Virtual course

Cancer genomics and transcriptomics

This course will focus on the analysis of data from genomic studies of cancer. It will also highlight the application of transcriptomic analysis and single-cell technologies in cancer. Talks and interactive sessions will give an insight into the bioinformatic concepts required to analyse such data, whilst practical sessions will enable the participants to apply statistical methods to the analysis of cancer genomics data under the guidance of the trainers.

Virtual course

Participants will learn via a mix of pre-recorded lectures, live presentations, and trainer Q&A sessions. Practical experience will be developed through group activities and trainer-led computational exercises. Live sessions will be delivered using Zoom with additional support and asynchronous communication via Slack.

Pre-recorded material may be provided before the course starts that participants will need to watch, read or work through to gain the most out of the actual training event. In the week before the course, there will be a brief induction session.
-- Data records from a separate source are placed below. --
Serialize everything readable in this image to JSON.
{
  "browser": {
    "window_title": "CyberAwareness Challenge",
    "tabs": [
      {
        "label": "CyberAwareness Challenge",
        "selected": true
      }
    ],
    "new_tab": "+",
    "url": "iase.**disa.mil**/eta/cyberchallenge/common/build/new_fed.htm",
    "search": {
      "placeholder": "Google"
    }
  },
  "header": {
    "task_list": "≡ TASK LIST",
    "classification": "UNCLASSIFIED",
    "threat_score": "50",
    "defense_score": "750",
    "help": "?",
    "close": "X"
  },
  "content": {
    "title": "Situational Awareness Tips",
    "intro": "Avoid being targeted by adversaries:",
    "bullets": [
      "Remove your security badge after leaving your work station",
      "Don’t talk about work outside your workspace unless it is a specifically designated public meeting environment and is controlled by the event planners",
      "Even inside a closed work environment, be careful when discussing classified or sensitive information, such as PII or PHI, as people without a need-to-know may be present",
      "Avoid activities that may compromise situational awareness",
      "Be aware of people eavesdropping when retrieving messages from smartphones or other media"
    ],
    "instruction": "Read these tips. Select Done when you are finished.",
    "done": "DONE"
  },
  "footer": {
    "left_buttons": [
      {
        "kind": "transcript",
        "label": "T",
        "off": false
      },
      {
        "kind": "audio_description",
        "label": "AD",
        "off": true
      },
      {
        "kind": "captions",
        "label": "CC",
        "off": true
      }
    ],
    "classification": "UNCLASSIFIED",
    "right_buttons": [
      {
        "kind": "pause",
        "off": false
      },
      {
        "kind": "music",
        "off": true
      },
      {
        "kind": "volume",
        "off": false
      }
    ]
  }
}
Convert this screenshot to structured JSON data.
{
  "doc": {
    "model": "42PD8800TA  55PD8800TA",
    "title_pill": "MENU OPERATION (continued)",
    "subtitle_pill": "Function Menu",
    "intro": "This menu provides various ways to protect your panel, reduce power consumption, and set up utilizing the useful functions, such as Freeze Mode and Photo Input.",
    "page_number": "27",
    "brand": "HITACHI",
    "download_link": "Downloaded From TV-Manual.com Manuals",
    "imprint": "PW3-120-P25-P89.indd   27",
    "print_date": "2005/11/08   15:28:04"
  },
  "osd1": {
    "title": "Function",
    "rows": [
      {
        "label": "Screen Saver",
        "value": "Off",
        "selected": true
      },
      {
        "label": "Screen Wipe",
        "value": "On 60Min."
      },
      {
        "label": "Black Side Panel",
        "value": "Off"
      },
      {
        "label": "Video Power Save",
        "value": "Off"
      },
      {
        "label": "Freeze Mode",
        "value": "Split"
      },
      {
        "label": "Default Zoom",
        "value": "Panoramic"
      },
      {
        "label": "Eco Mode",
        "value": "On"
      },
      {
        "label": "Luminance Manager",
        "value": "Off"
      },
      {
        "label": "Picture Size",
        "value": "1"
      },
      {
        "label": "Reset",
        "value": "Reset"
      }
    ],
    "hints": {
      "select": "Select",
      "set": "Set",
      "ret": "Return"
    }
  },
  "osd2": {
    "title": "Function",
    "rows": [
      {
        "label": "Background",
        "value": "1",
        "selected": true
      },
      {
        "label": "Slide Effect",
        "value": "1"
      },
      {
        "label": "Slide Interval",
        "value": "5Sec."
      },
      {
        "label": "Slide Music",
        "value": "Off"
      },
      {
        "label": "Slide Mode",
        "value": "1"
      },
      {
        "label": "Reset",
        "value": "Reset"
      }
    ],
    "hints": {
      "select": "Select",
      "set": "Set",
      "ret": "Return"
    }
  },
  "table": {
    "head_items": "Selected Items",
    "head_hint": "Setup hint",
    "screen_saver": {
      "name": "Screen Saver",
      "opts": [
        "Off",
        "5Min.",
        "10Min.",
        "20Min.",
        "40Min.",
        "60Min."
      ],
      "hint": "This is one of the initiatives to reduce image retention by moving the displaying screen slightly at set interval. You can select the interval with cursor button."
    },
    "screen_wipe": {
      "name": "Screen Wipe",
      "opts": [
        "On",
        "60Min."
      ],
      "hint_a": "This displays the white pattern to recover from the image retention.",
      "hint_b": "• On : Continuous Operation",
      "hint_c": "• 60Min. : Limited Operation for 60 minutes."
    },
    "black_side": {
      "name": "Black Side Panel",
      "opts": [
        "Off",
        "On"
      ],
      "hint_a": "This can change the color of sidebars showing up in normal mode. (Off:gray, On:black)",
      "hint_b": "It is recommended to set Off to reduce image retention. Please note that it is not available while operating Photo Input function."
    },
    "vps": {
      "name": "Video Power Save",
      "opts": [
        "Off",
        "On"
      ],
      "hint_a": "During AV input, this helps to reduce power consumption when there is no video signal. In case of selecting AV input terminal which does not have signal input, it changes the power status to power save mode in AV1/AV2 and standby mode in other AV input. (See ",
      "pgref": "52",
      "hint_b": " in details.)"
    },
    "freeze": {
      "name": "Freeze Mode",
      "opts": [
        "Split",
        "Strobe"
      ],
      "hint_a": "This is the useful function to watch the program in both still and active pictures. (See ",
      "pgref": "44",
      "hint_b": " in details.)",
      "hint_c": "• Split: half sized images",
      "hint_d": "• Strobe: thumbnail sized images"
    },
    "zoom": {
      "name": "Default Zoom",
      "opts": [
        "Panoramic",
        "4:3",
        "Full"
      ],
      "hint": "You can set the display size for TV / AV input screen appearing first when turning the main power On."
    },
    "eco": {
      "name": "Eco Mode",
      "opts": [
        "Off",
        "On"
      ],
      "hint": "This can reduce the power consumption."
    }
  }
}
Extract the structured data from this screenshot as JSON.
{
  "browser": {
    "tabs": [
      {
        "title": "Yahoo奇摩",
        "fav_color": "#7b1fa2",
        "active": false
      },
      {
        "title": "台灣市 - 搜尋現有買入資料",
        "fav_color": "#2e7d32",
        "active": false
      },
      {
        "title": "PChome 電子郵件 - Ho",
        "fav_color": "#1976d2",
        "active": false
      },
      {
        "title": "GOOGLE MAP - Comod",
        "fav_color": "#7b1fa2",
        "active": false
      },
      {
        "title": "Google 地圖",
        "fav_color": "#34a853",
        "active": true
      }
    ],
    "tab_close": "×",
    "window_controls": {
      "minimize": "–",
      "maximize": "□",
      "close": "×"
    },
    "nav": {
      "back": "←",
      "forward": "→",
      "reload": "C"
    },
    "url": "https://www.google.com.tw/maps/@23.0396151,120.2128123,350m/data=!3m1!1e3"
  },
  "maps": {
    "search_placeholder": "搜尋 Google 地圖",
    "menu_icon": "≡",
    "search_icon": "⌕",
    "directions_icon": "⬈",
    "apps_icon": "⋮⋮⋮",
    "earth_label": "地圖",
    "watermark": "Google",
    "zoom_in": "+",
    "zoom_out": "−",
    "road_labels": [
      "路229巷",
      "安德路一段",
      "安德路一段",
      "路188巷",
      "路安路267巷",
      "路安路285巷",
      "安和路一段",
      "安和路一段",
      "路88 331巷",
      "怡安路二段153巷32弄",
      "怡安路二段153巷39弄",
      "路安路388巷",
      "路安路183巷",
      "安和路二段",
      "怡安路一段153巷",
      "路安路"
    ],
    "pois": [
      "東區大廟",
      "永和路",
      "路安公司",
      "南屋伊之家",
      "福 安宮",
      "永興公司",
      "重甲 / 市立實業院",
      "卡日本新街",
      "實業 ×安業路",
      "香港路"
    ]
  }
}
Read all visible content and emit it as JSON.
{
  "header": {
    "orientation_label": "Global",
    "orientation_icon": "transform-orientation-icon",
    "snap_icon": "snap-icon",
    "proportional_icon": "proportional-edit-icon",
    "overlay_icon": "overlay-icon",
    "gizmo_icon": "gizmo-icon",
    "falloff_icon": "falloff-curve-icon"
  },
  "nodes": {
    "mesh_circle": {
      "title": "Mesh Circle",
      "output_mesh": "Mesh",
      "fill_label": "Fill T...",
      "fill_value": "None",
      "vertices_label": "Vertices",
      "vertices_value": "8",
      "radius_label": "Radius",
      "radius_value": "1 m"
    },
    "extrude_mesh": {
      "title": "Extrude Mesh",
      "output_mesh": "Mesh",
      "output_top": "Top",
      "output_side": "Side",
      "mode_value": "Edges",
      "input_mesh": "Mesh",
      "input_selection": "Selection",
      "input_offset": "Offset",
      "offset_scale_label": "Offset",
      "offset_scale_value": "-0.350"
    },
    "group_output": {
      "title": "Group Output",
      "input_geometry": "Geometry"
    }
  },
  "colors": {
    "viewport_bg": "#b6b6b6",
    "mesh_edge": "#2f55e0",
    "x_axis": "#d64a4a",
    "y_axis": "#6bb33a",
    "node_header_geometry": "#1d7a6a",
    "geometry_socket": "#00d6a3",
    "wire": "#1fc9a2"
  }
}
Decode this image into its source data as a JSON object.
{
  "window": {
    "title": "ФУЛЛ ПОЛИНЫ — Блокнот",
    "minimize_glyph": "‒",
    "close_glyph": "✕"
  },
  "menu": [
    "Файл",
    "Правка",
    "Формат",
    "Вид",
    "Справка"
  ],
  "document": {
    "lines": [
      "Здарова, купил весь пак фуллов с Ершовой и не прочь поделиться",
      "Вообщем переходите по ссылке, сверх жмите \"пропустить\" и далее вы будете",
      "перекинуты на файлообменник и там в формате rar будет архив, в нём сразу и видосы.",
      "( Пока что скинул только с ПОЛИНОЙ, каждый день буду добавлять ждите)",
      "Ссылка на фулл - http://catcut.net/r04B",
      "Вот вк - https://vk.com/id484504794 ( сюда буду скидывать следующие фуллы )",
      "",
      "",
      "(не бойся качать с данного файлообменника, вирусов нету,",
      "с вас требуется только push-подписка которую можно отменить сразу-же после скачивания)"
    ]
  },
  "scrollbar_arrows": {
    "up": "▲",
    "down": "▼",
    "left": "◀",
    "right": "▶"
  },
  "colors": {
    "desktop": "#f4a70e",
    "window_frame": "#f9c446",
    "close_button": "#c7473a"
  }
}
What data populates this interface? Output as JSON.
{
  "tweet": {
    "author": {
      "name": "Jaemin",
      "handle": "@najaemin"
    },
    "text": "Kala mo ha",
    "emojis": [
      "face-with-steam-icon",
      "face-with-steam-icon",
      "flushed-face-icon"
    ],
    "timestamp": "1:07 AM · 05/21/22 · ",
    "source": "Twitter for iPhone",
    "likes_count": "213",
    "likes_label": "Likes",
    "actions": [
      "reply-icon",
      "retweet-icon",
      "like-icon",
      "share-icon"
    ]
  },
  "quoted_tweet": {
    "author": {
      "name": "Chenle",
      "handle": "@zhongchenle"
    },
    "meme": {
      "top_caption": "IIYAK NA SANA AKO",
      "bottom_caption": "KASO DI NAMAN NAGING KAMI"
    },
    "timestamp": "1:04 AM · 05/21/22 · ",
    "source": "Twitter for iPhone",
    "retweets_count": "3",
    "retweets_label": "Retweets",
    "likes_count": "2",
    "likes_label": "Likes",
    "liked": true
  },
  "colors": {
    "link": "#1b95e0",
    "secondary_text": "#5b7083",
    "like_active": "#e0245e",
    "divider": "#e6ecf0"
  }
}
Computational practicals will run on EMBL-EBI's virtual training infrastructure, meaning participants will not require access to a powerful computer or install complex software on their own machines.

Participants will need to be available between the hours of 08:45 – 17:00 BST each day of the course. Trainers will be available to assist, answer questions, and provide further explanations during these times.

Who is this course for?

We welcome applications from PhD students, post-doc researchers, and those working in industry. This course is well-suited for those who are applying, or planning to apply, high throughput sequencing and single-cell technologies in cancer research and wish to familiarise themselves with bioinformatics tools and data analysis methodologies specific to cancer data.

Familiarity with the technology and biological use cases of high throughput sequencing (HTS) is required, as is some experience with R/Bioconductor (basic understanding of the R syntax and ability to manipulate R objects) and the Unix/Linux operating system. There are many tutorials available online and here are some that may be of help:

To complete the following suggested tutorials you may want to install Ubuntu for Windows Users if you are using a computer with a Windows Operating System.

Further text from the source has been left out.